But there can be no conceivable legal justification for what the Washington Post reported earlier today: That U.S. Special Operations Forces killed the survivors of a first strike on a drug boat off the coast of Trinidad who, in the Post’s words, “were clinging to the smoldering wreck.”
Prohibition Against Declaring That No Quarter Be Given. It is forbidden to declare that no quarter will be given. This means that it is prohibited to order that legitimate offers of surrender will be refused or that detainees, such as unprivileged belligerents, will be summarily executed. Moreover, it is also prohibited to conduct hostilities on the basis that there shall be no survivors, or to threaten the adversary with the denial of quarter. This rule is based on both humanitarian and military considerations. This rule also applies during non-international armed conflict.
This is an old principle of the laws of war. The Hague Regulations of 1907 state that “it is especially forbidden . . . [t]o declare that no quarter will be given.” The 1863 Lieber Code—the famous U.S. government rules governing military conduct during the Civil War—provides: “Whoever intentionally inflicts additional wounds on an enemy already wholly disabled, or kills such an enemy, or who orders or encourages soldiers to do so, shall suffer death, if duly convicted, whether he belongs to the Army of the United States, or is an enemy captured after having committed his misdeed.” And the currently governing DOD Manual in Section 5.9 states clearly that persons “placed hors de combat may not be made the object of attack.” The Manual defines “hors de combat” to include “persons . . . otherwise incapacitated by . . . shipwreck.”
In short, if the Post’s facts are correct, it appears that Special Operations Forces committed murder when the “two men were blown apart in the water,” as the Post put it.
…………….
Defense Secretary Pete Hegseth gave a spoken directive,according to two people with direct knowledge of the operation. “The order was to kill everybody,” one of them said.
The Post then reports that after then-Joint Special Operations Command chief U.S. Navy Admiral Frank “Mitch” Bradley became aware of the survivors, he “ordered the second strike to fulfill Hegseth’s directive that everyone must be killed.” This makes it seem like Hegseth—even if his initial “order” was (as it seems) a command to take no quarter—might not have been in the loop between the first and second strikes.
I do not believe, based on the facts in the Post story, that Bradley could have relied on Hegseth’s order—even if Hegseth formally ordered the second strike. The prohibition on targeting a disabled combatant is so clear that Bradley had a duty, in the words of 18.22.4 of the Manual, “to refuse to comply with clearly illegal orders to commit violations of the law of war.”

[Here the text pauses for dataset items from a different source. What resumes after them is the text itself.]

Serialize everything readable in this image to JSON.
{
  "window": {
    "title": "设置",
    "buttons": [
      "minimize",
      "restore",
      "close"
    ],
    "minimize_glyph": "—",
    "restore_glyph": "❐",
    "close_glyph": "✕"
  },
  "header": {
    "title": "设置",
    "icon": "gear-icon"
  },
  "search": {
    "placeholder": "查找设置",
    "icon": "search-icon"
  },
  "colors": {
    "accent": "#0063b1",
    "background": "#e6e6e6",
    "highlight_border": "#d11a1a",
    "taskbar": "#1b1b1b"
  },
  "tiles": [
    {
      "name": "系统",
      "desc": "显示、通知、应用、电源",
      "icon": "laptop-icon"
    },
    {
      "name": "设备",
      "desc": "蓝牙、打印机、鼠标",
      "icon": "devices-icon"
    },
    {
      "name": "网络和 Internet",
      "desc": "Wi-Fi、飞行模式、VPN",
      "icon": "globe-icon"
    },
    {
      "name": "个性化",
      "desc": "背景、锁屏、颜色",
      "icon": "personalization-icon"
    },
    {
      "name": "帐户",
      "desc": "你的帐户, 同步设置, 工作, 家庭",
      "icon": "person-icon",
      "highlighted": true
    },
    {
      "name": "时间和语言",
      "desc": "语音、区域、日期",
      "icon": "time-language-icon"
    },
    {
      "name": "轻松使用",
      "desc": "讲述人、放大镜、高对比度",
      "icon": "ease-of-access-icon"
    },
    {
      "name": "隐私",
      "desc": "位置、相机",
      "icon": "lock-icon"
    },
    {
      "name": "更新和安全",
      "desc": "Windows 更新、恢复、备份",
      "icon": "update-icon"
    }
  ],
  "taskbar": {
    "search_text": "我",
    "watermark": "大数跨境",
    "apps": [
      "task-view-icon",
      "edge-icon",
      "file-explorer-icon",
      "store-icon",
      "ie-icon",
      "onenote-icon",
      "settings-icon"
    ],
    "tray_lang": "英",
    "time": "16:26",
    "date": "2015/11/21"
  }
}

According to the Post, Bradley at some point argued that “the survivors were still legitimate targets because they could theoretically call other traffickers to retrieve them and their cargo.” That is wrong. The theoretical possibility of calling other traffickers for help is not the test. The incapacitated survivors simply may not be targeted unless, as Section 5.9 of the Manual says, they affirmatively committed a “hostile act” or “attempt[ed] to escape.” If the Post’s facts are in the vicinity of the truth, that could not have happened. (The Intercept, which reported the kernel of this event in September, said that the survivors were “killed shortly after in a follow-up attack.”)
I wrote a few weeks ago about the possibility of an OLC golden shield as a defense to illegal conduct in connection with the boat strikes. OLC is forbidden to “advance an interpretation of the law as the position of the United States that contravenes the President or the Attorney General’s opinion on a matter of law” and is exercising power delegated from an Attorney General unflinchingly beholden to the President. But I do not believe that even the Bondi OLC could legally justify the events the Post reported. In an opinion last summer upholding the general legality of the drug boat campaign, OLC apparently stated (or at least assumed) that the law of armed conflict governed the strikes. In this light, it is hard to see how OLC could bless these strikes, much less do so ex post. Which leaves the pardon power as the option that can, and no doubt will, eventually immunize what happened.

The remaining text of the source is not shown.